Semperit biscuits.
Who’d have thought that these old skool biscuits would trigger the “kitchen goddess” in me? Heh. More like the kitchen un-goddess for me.
How does Ms Ni/gel/la cook up a storm in her kitchen, with not a single bead of sweat on her forehead?
And so, it was the fasting month last year. I was surfing around, looking for simple cookie recipes to bake for Hari Raya. I remember snacking on semperit biscuits in my childhood days. These were simply-decorated cookies that melt in your mouth, with a hint of buttery sweetness.
Sadly, they are quite rare nowadays.
Luckily, I found a recipe that seemed fuss-free and used minimal ingredients.
Good.
Rummaged through my mum’s kitchen cabinets and found most of the ingredients I needed. Went to the nearby supermarket and bought the remaining stuff.
And so my inaugural kitchen adventures started.
Mind you, yours truly was in her 7th month of pregnancy. I can’t quite explain it but I was feeling at my most domestic state.
The recipe was as easy as it seemed. And soon, I was ready to pop my 1st batch into the oven.
They came out looking yummy with a lovely shade of yellow, thanks to the custard powder in the recipe.

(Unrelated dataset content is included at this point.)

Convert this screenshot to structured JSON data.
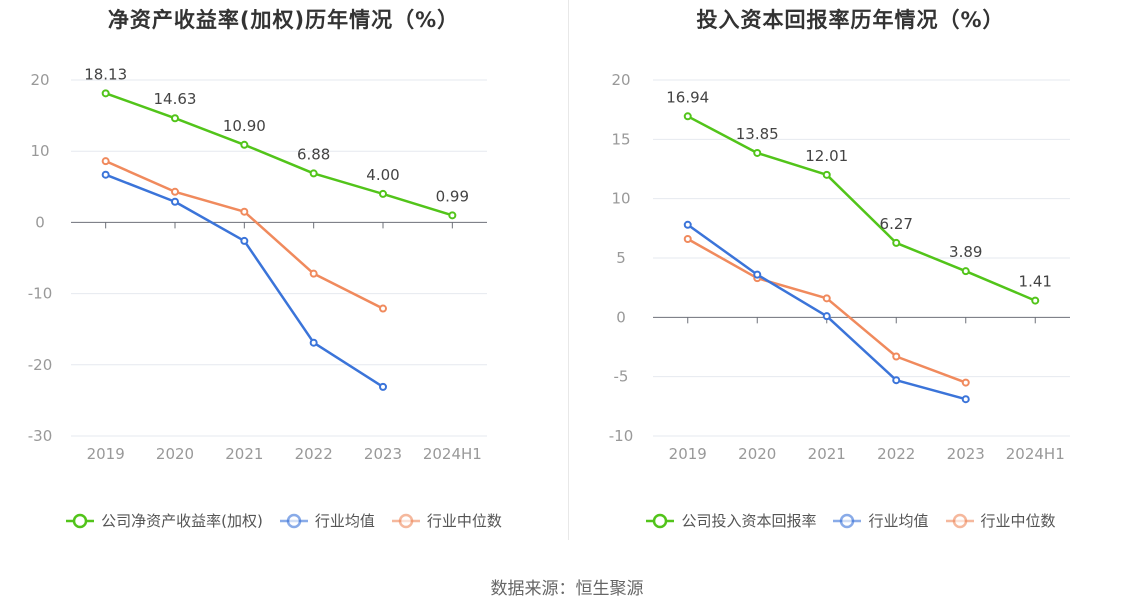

The family approved. My mum gave her thumbs up too. Which made me happy, considering that she’s got a fussy palate and very particular with taste and presentation skills.
And we had our 1st batch of cookies for Hari Raya to tick off our To-do list!
I’ve made some adaptations to the recipe.
Ingredients:
8 oz Plain Flour
2 oz Custard Powder
4 oz Corn Flour
6 oz Icing Sugar
1 block Butter (250gm)*
2 Egg Yolks
2 tsp Vanilla Essence
*Remove butter from the fridge 15min prior to making the cookie.
Method:
- Pre-heat oven to 200deg.
- Sieve Plain Flour & Corn Flour into a medium-sized bowl.
- Cut butter into cubes and add them to the flour.
- Mix butter & flour, using the Rub-In method, until mixture resembles fine breadcrumbs.
- Add egg yolks & vanilla essence & mix until a firm dough forms.
- Pipe out the dough using a cookie press / Roll out dough to desired thickness and cut out using a cookie cutter.
- Bake cookies for 15 min.
P.S. Dough should be firm. If it’s too dry and crumbly, add a few drops of milk. If it’s too soft & soggy, add corn flour till you get the desired firmness.
I’ve done 2 batches of this recipe and so far, they’ve been a success.